DSRI is at the forefront of advancing the next generation of driver monitoring systems.
The University of Iowa Driving Safety Research Institute (DSRI) is leading multiple projects assessing the latest evolutions in driver monitoring systems (DMS) that are designed to identify when motorists are distracted, drowsy, and/or under the influence of alcohol or cannabis.
Various types of DMS can be found on new vehicles today. A camera inside the vehicle tracks eye and head movement to assess driver drowsiness or distraction. An alert then urges the driver to take a break or keep their eyes on the road. DMS technology is evolving to also detect driver impairment from drugs or alcohol.

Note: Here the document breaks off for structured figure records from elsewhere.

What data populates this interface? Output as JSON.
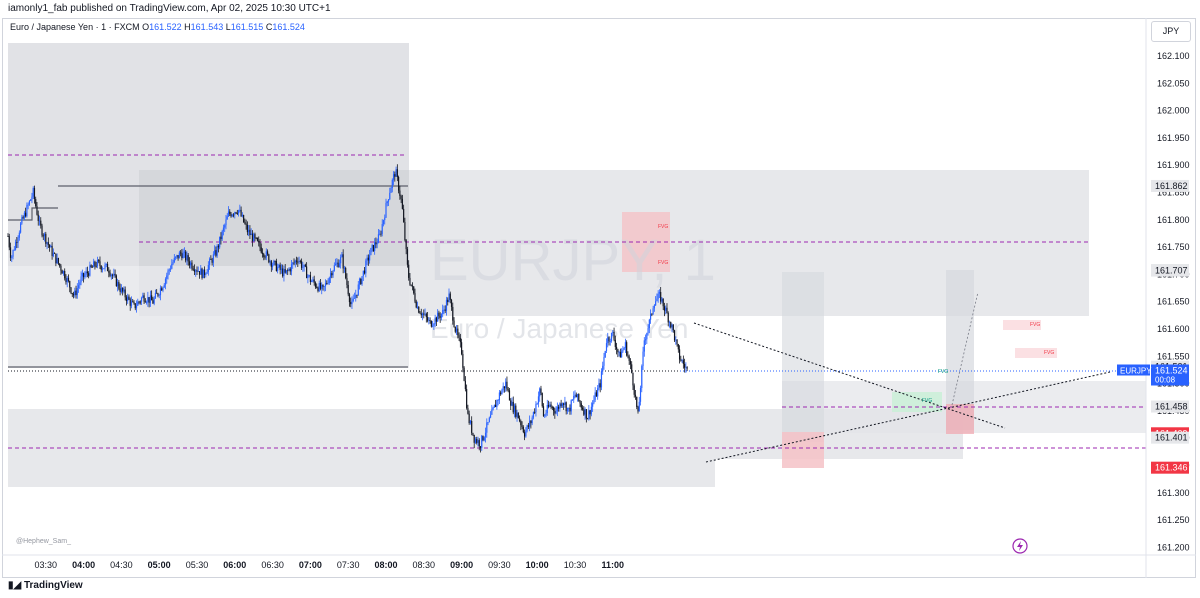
{
  "header": {
    "publish_line": "iamonly1_fab published on TradingView.com, Apr 02, 2025 10:30 UTC+1"
  },
  "legend": {
    "symbol_desc": "Euro / Japanese Yen · 1 · FXCM",
    "o_label": "O",
    "o_value": "161.522",
    "h_label": "H",
    "h_value": "161.543",
    "l_label": "L",
    "l_value": "161.515",
    "c_label": "C",
    "c_value": "161.524"
  },
  "currency_button": "JPY",
  "watermark": {
    "symbol": "EURJPY, 1",
    "name": "Euro / Japanese Yen"
  },
  "author_tag": "@Hephew_Sam_",
  "footer": {
    "brand": "TradingView"
  },
  "colors": {
    "up": "#2962ff",
    "down": "#131722",
    "zone": "#e3e4e8",
    "red_zone": "#f5c2c7",
    "green_zone": "#c8f0d6",
    "dashed_purple": "#9c27b0",
    "badge_blue": "#2962ff",
    "badge_red": "#f23645",
    "badge_gray": "#e6e7ea"
  },
  "chart_data": {
    "type": "candlestick",
    "symbol": "EURJPY",
    "ylim": [
      161.15,
      162.15
    ],
    "y_ticks": [
      "162.100",
      "162.050",
      "162.000",
      "161.950",
      "161.900",
      "161.850",
      "161.800",
      "161.750",
      "161.700",
      "161.650",
      "161.600",
      "161.550",
      "161.500",
      "161.450",
      "161.400",
      "161.350",
      "161.300",
      "161.250",
      "161.200"
    ],
    "x_ticks": [
      {
        "label": "03:30",
        "bold": false
      },
      {
        "label": "04:00",
        "bold": true
      },
      {
        "label": "04:30",
        "bold": false
      },
      {
        "label": "05:00",
        "bold": true
      },
      {
        "label": "05:30",
        "bold": false
      },
      {
        "label": "06:00",
        "bold": true
      },
      {
        "label": "06:30",
        "bold": false
      },
      {
        "label": "07:00",
        "bold": true
      },
      {
        "label": "07:30",
        "bold": false
      },
      {
        "label": "08:00",
        "bold": true
      },
      {
        "label": "08:30",
        "bold": false
      },
      {
        "label": "09:00",
        "bold": true
      },
      {
        "label": "09:30",
        "bold": false
      },
      {
        "label": "10:00",
        "bold": true
      },
      {
        "label": "10:30",
        "bold": false
      },
      {
        "label": "11:00",
        "bold": true
      }
    ],
    "close_path": [
      [
        0,
        161.77
      ],
      [
        0.5,
        161.73
      ],
      [
        2,
        161.79
      ],
      [
        4,
        161.85
      ],
      [
        5,
        161.79
      ],
      [
        7,
        161.74
      ],
      [
        9,
        161.7
      ],
      [
        10.5,
        161.66
      ],
      [
        11.5,
        161.69
      ],
      [
        14,
        161.72
      ],
      [
        16,
        161.71
      ],
      [
        18,
        161.67
      ],
      [
        20,
        161.64
      ],
      [
        21.5,
        161.66
      ],
      [
        23,
        161.65
      ],
      [
        24.5,
        161.68
      ],
      [
        26,
        161.72
      ],
      [
        27.5,
        161.74
      ],
      [
        29,
        161.72
      ],
      [
        31,
        161.7
      ],
      [
        33,
        161.74
      ],
      [
        35,
        161.81
      ],
      [
        36.5,
        161.82
      ],
      [
        38,
        161.78
      ],
      [
        40,
        161.75
      ],
      [
        42,
        161.72
      ],
      [
        44,
        161.7
      ],
      [
        46,
        161.73
      ],
      [
        48,
        161.69
      ],
      [
        50,
        161.67
      ],
      [
        51.5,
        161.71
      ],
      [
        53,
        161.73
      ],
      [
        54.5,
        161.64
      ],
      [
        56,
        161.69
      ],
      [
        57.5,
        161.74
      ],
      [
        59,
        161.77
      ],
      [
        60.5,
        161.85
      ],
      [
        61.5,
        161.89
      ],
      [
        62.5,
        161.83
      ],
      [
        63.5,
        161.7
      ],
      [
        65,
        161.64
      ],
      [
        67,
        161.61
      ],
      [
        69,
        161.63
      ],
      [
        70,
        161.66
      ],
      [
        71,
        161.6
      ],
      [
        72,
        161.56
      ],
      [
        73,
        161.44
      ],
      [
        74,
        161.4
      ],
      [
        75,
        161.39
      ],
      [
        76,
        161.42
      ],
      [
        77,
        161.45
      ],
      [
        78,
        161.48
      ],
      [
        79,
        161.5
      ],
      [
        80,
        161.46
      ],
      [
        81,
        161.44
      ],
      [
        82,
        161.41
      ],
      [
        83,
        161.43
      ],
      [
        84,
        161.47
      ],
      [
        84.5,
        161.49
      ],
      [
        85,
        161.44
      ],
      [
        86,
        161.46
      ],
      [
        87,
        161.45
      ],
      [
        88,
        161.47
      ],
      [
        89,
        161.45
      ],
      [
        90,
        161.48
      ],
      [
        91,
        161.46
      ],
      [
        92,
        161.44
      ],
      [
        93,
        161.47
      ],
      [
        94,
        161.5
      ],
      [
        95,
        161.58
      ],
      [
        96,
        161.59
      ],
      [
        97,
        161.55
      ],
      [
        98,
        161.57
      ],
      [
        99,
        161.52
      ],
      [
        100,
        161.44
      ],
      [
        101,
        161.58
      ],
      [
        102,
        161.62
      ],
      [
        102.5,
        161.65
      ],
      [
        103.5,
        161.66
      ],
      [
        104.5,
        161.63
      ],
      [
        105.5,
        161.6
      ],
      [
        106.5,
        161.55
      ],
      [
        107.5,
        161.53
      ],
      [
        108,
        161.52
      ]
    ],
    "slot_start": "03:00",
    "minutes_per_slot": 5,
    "price_badges": [
      {
        "label": "161.862",
        "price": 161.862,
        "style": "gray"
      },
      {
        "label": "161.708",
        "price": 161.708,
        "style": "gray"
      },
      {
        "label": "161.707",
        "price": 161.707,
        "style": "gray"
      },
      {
        "label": "161.531",
        "price": 161.531,
        "style": "gray"
      },
      {
        "label": "161.524",
        "price": 161.524,
        "style": "blue",
        "symbol": "EURJPY",
        "timer": "00:08"
      },
      {
        "label": "161.458",
        "price": 161.458,
        "style": "gray"
      },
      {
        "label": "161.409",
        "price": 161.409,
        "style": "red"
      },
      {
        "label": "161.401",
        "price": 161.401,
        "style": "gray"
      },
      {
        "label": "161.346",
        "price": 161.346,
        "style": "red"
      }
    ],
    "fvg_labels": [
      "FVG",
      "FVG",
      "FVG",
      "FVG",
      "FVG",
      "FVG"
    ]
  }
}
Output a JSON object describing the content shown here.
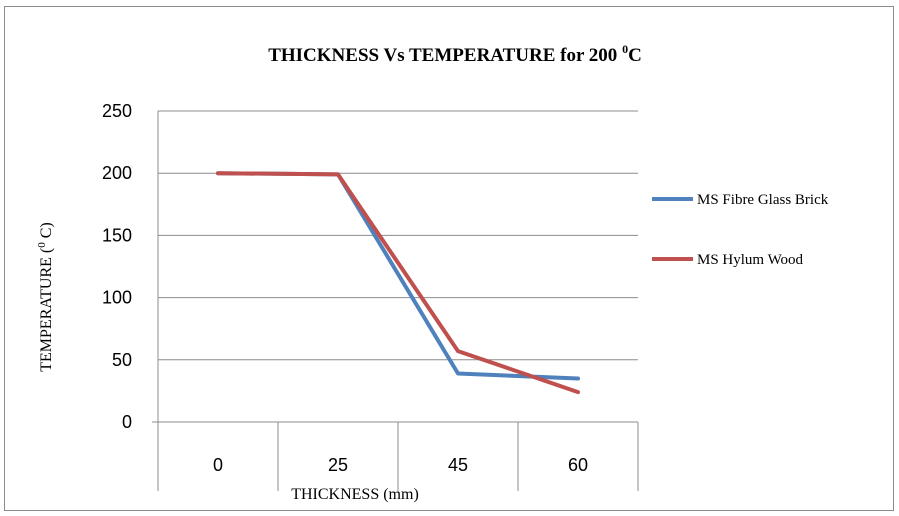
{
  "chart_data": {
    "type": "line",
    "title": "THICKNESS Vs TEMPERATURE for 200 ",
    "title_superscript": "0",
    "title_suffix": "C",
    "xlabel": "THICKNESS (mm)",
    "ylabel_prefix": "TEMPERATURE (",
    "ylabel_superscript": "0",
    "ylabel_suffix": " C)",
    "categories": [
      "0",
      "25",
      "45",
      "60"
    ],
    "ylim": [
      0,
      250
    ],
    "yticks": [
      0,
      50,
      100,
      150,
      200,
      250
    ],
    "grid": true,
    "legend_position": "right",
    "series": [
      {
        "name": "MS Fibre Glass Brick",
        "color": "#4f81bd",
        "values": [
          200,
          199,
          39,
          35
        ]
      },
      {
        "name": "MS Hylum Wood",
        "color": "#c0504d",
        "values": [
          200,
          199,
          57,
          24
        ]
      }
    ]
  }
}
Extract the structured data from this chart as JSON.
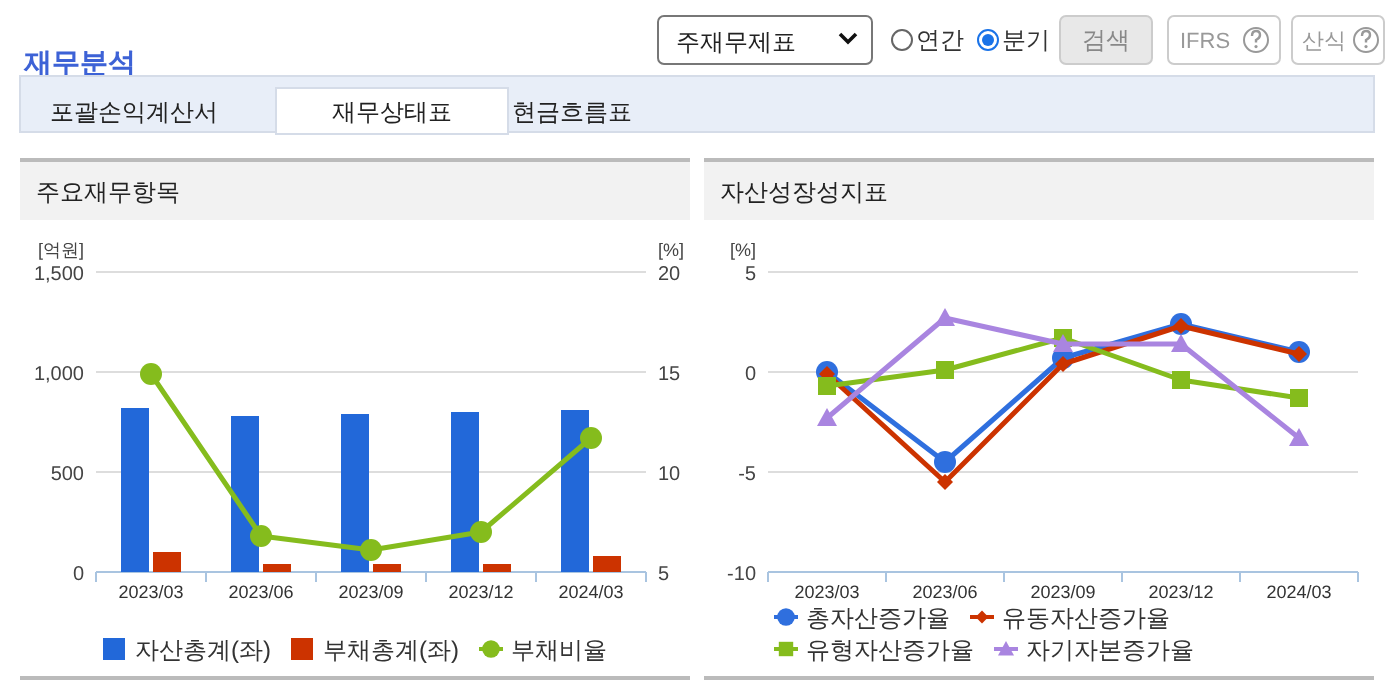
{
  "chart_data": [
    {
      "type": "other",
      "title": "재무분석",
      "annotations": [
        "주재무제표",
        "연간",
        "분기",
        "검색",
        "IFRS",
        "산식",
        "포괄손익계산서",
        "재무상태표",
        "현금흐름표"
      ]
    },
    {
      "type": "bar",
      "title": "주요재무항목",
      "categories": [
        "2023/03",
        "2023/06",
        "2023/09",
        "2023/12",
        "2024/03"
      ],
      "series": [
        {
          "name": "자산총계(좌)",
          "color": "#2268d9",
          "values": [
            820,
            780,
            790,
            800,
            810
          ]
        },
        {
          "name": "부채총계(좌)",
          "color": "#cc3300",
          "values": [
            100,
            40,
            40,
            40,
            80
          ]
        },
        {
          "name": "부채비율",
          "type": "line",
          "axis": "y2",
          "marker": "circle",
          "color": "#85bc1d",
          "values": [
            14.9,
            6.8,
            6.1,
            7.0,
            11.7
          ]
        }
      ],
      "ylabel": "[억원]",
      "ylim": [
        0,
        1500
      ],
      "yticks": [
        0,
        500,
        {
          "value": 1000,
          "label": "1,000"
        },
        {
          "value": 1500,
          "label": "1,500"
        }
      ],
      "y2label": "[%]",
      "y2lim": [
        5,
        20
      ],
      "y2ticks": [
        5,
        10,
        15,
        20
      ],
      "grid": "y",
      "legend": "bottom"
    },
    {
      "type": "line",
      "title": "자산성장성지표",
      "categories": [
        "2023/03",
        "2023/06",
        "2023/09",
        "2023/12",
        "2024/03"
      ],
      "series": [
        {
          "name": "총자산증가율",
          "marker": "circle",
          "color": "#2f6fde",
          "values": [
            0.0,
            -4.5,
            0.7,
            2.4,
            1.0
          ]
        },
        {
          "name": "유동자산증가율",
          "marker": "diamond",
          "color": "#cc3300",
          "values": [
            -0.1,
            -5.5,
            0.4,
            2.3,
            0.9
          ]
        },
        {
          "name": "유형자산증가율",
          "marker": "square",
          "color": "#85bc1d",
          "values": [
            -0.7,
            0.1,
            1.7,
            -0.4,
            -1.3
          ]
        },
        {
          "name": "자기자본증가율",
          "marker": "triangle",
          "color": "#a985e0",
          "values": [
            -2.3,
            2.7,
            1.4,
            1.4,
            -3.3
          ]
        }
      ],
      "ylabel": "[%]",
      "ylim": [
        -10,
        5
      ],
      "yticks": [
        -10,
        -5,
        0,
        5
      ],
      "grid": "y",
      "legend": "bottom"
    }
  ]
}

Being able to distinguish among factors affecting the driver is a key step in improving the technology. DSRI has been a leader in assessing which measures are most sensitive in differentiating the type of impairment.
Alcohol
Under a $2 million grant from the National Highway Traffic Safety Administration (NHTSA), DSRI is studying the effectiveness of DMS to detect if someone is driving while drunk — specifically if they are over the legal limit or not.
Study participants will drive in a driving simulator at four distinct times: 1) when they are alert and sober, 2) when they are drowsy and sober, 3) when their blood alcohol content (BAC) is at 0.08, and 4) again when their BAC is at 0.12. Investigators will collect data on driver performance, eye tracking, head and body movements, heart rate, and respiration, among others.
“This study is significant because its results could be used in the future to help prevent or reduce the number of alcohol-related crashes,” said Tim Brown, director of drugged driving research.
Distraction and drowsiness
DSRI is using DMS to detect if a driver is distracted and identify when this occurs alongside drowsiness. This research will help differentiate between distraction and drowsiness, enabling researchers to understand the effects of distraction with and without the presence of drowsiness.
DSRI is conducting research to provide recommendations for test procedures to evaluate DMS systems that are designed to detect drowsiness. In collaboration with Exponent, they developed a protocol to gather data on drowsy drivers and are evaluating it through DSRI’s driving simulator and Exponent’s test track.
Cannabis
Using a Seeing Machines DMS to study changes in eye behaviors after cannabis use, DSRI researchers found changes in scanning patterns of cannabis users before and after consumption. Additionally, changes in average eye opening were found to decrease following use.
Alcohol detection
Researchers examined different eye-related measures (e.g., blink rate, pupil size) to assess: 1) if the driver recently used alcohol, and 2) if these measures are consistent across users relative to BAC levels. Findings showed that median eye opening and percentage of time spent focused on the forward roadway could be used as predictors of alcohol-impaired driving.
Third-party collaboration
The DSRI team detected and analyzed impairment from alcohol and cannabis using a DMS provided by Aisin, a global automotive supplier. One of the models they tested — which used both vehicle data and facial features — was found to be effective at classifying alcohol impairment. Another model meant to detect cannabis impairment — which used mostly eye features — showed promise, but researchers suspected those results may not hold up to further testing.